Je secouais légèrement la tête, espérant que ça me remettrait en mode « miss je-sais-tout ». Après tout, je n'avais pas fini ce fichu devoir pour le professeur Rogue! Un soupir de frustration s'échappa de mes lèvres alors que toute envie de travailler s'était évaporée. Plus moyen de me concentrer sachant qu'une jolie Serpentard – que son air concentré rendait absolument craquante –, était assise à un peu plus d'un mètre de moi. Nouveau soupir, puis une idée me vint : si je ne parvenais plus à étudier l'aspect théorique du sortilège, pourquoi ne pas travailler la pratique? Je me saisis discrètement de ma baguette, fixai un livre à l'autre bout de la table, et me concentrait fermement sur la formule « Carpe Tractum ». Rien ne se passait, et j'en fus frustrée au plus haut point. Puis l'évidence me frappa de plein fouet! Mais quelle idiote, pour qu'un sortilège fonctionne, encore faudrait-il le formuler correctement... Je retentais l'expérience, me focalisant cette fois sur le « Carpe Retractum ». D'un mouvement de baguette, le livre glissa sur la table, pour finir devant moi. J'affichai un sourire satisfait, alors que tu me regardais avec considération. Je devais être fortement remontée dans ton estime!
Quoique, le dédain, que je pensais que tu me portais, me paraissait de plus en plus invraisemblable.
Une nouvelle fois, je plongeai mes yeux dans le vert sans fond de ton regard.

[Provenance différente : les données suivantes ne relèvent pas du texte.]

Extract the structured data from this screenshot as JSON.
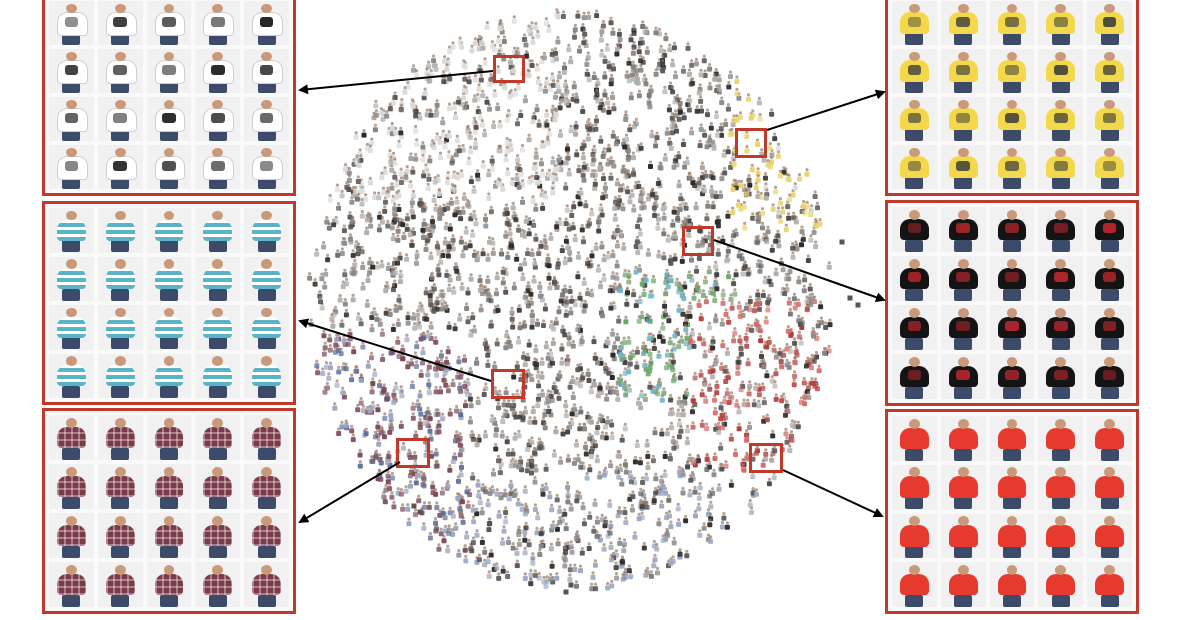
{
  "figure": {
    "background": "#ffffff",
    "accent": "#c0392b",
    "arrow_color": "#000000"
  },
  "panels": [
    {
      "id": "white-graphic-tees",
      "shirt": "#ffffff",
      "style": "print",
      "print": "#222222",
      "grid": [
        5,
        4
      ]
    },
    {
      "id": "striped-tees",
      "shirt": "#5ab3c9",
      "style": "stripes",
      "stripe": "#ffffff",
      "grid": [
        5,
        4
      ]
    },
    {
      "id": "checked-shirts",
      "shirt": "#7a3a4a",
      "style": "checks",
      "stripe": "#d9d2e0",
      "grid": [
        5,
        4
      ]
    },
    {
      "id": "yellow-tees",
      "shirt": "#f2d84a",
      "style": "print",
      "print": "#4a4a3a",
      "grid": [
        5,
        4
      ]
    },
    {
      "id": "black-graphic-tees",
      "shirt": "#141414",
      "style": "print",
      "print": "#b3262b",
      "grid": [
        5,
        4
      ]
    },
    {
      "id": "red-tees",
      "shirt": "#e63a2e",
      "style": "plain",
      "grid": [
        5,
        4
      ]
    }
  ],
  "cloud_palette": [
    "#2a2a2a",
    "#555555",
    "#888888",
    "#b0b0b0",
    "#d8d8d8",
    "#9aa6c2",
    "#5d6e9a",
    "#b33a3a",
    "#d66a6a",
    "#e8d46a",
    "#6aa86a",
    "#6fb4c6",
    "#7a4a5a",
    "#c9a070",
    "#3f5f7f"
  ]
}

Je pensai que jamais je n'arriverai à briser cette intimité visuelle qui nous unissait. En fait, un Poufsoufle s'en chargea pour moi. C'était un de ces première année un peu fruste qui, en passant à côté de nous, avait fait tomber ma pille de livre au sol. Je le foudroyai du regard alors qu'il s'apprêtait à sortir de la bibliothèque sans même songer à s'excuser. Ma bouche s'ouvrit, désireuse de réprimander l'élève, mais avant que je ne puisse dire quoi que ce soit, je le vis faire un magnifique vol plané jusqu'à la porte de sortie. Pansy! Baguette en main, tu venais de lui jeter un « Expulso » informulé. Je ne pus m'empêcher t'adresser un regard complice, et de rire face à la déconfiture du Poufsoufle.

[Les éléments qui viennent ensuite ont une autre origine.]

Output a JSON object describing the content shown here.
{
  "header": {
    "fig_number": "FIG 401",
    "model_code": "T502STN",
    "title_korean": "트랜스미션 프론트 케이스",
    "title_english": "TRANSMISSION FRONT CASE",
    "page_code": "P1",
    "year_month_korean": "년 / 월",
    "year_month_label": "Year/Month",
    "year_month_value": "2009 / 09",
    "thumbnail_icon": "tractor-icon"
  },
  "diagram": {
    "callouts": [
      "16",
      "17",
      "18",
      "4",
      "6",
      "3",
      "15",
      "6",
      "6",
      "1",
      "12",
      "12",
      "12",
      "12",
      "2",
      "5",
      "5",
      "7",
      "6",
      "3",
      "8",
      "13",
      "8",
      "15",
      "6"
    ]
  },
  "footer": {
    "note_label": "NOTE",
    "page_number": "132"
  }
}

Pour toute réponse, tu me lanças un clin d'œil avant de te baisser pour m'aider à ramasser mes livres. C'est là que nous avons eu notre premier contact physique. Ta main frôlant la mienne en une caresse involontaire. J'en restai interdite un petit moment. Je n'aurais jamais pensé qu'un geste aussi anodin pourrait me faire un tel effet, surtout venant de toi! Un frisson parcourut mon échine avec une lenteur presque langoureuse. Je crois que tu as compris ce que j'avais ressenti, parce qu'en me donnant mon dernier livre, ton index a effleuré le dos de ma main. Tu arborais presque avec fierté un de tes sourires pleins d'assurance. Chair de poule sur tout mon corps. Confuse comme jamais, je t'ai lancé un « Merci » pour finir par sortir en trombe de la bibliothèque avec mes affaires sous le bras.